Tragisnya, sama seperti sakit kepala, faktor-faktor di atas pun sangat mungkin disembuhkan. Sayangnya, bagi banyak orang yang memiliki keinginan bunuh diri, mereka sulit mendapatkan akses untuk perawatan yang memadai. Bahkan kondisi lingkungan terdekat pun tak jarang justru meningkatkan rasa putus asa.
Stacey Freedenthal, seorang profesor yang sekaligus pekerja sosial di bidang terapi kejiwaan, mengatakan bahwa rasa malu bisa menyebabkan pikiran bunuh diri dan begitu juga sebaliknya. Artinya, orang yang memiliki pikiran bunuh diri pun sulit untuk mencari pertolongan karena mereka merasa malu.
Stigma berperan besar di sini. Benny Prawira Siauw, pendiri komunitas peduli pencegahan bunuh diri dan kesehatan jiwa Into The Light, menilai bahwa ini karena kita masih memandang keinginan bunuh diri sebagai hal tabu, di saat ini sebenarnya merupakan permasalahan yang seharusnya bisa dibicarakan.

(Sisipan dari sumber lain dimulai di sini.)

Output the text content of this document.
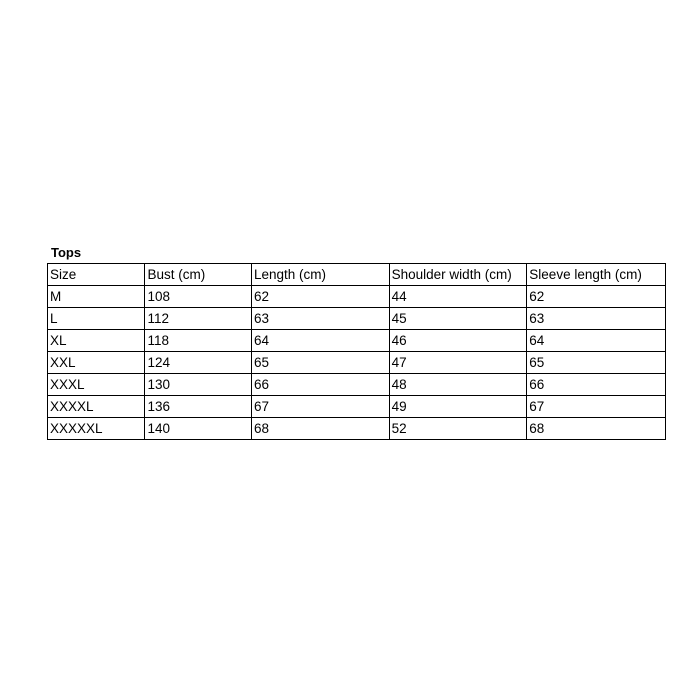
Tops
Size	Bust (cm)	Length (cm)	Shoulder width (cm)	Sleeve length (cm)
M	108	62	44	62
L	112	63	45	63
XL	118	64	46	64
XXL	124	65	47	65
XXXL	130	66	48	66
XXXXL	136	67	49	67
XXXXXL	140	68	52	68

"Seperti orang membicarakan penyakit diabetes," ujarnya ketika dihubungi IDN Times, Senin (25/7). Ia melihat masalah besarnya adalah pada budaya yang masih suka menghakimi. "Masyarakat masih sangat judgmental sekali, dalam arti menyalahkan bahwa ini pasti karena masalah moralnya," kata Benny.
Padahal, depresi dan keinginan bunuh diri bukan perkara kepribadian, melainkan ada unsur lain yang jarang diketahui publik, seperti perubahan pada struktur dan fungsi otak. Alhasil, penyakit kejiwaan bukan sebuah kesengajaan yang sederhana, melainkan sesuatu yang jauh lebih rumit.
"Gejalanya memang terlihat dari perilaku sehingga orang-orang menganggap seolah-olah itu adalah kepribadian. Perilakunya "tidak sesuai dengan norma", kemudian masyarakat akan lebih mudah menghakimi itu," tambahnya.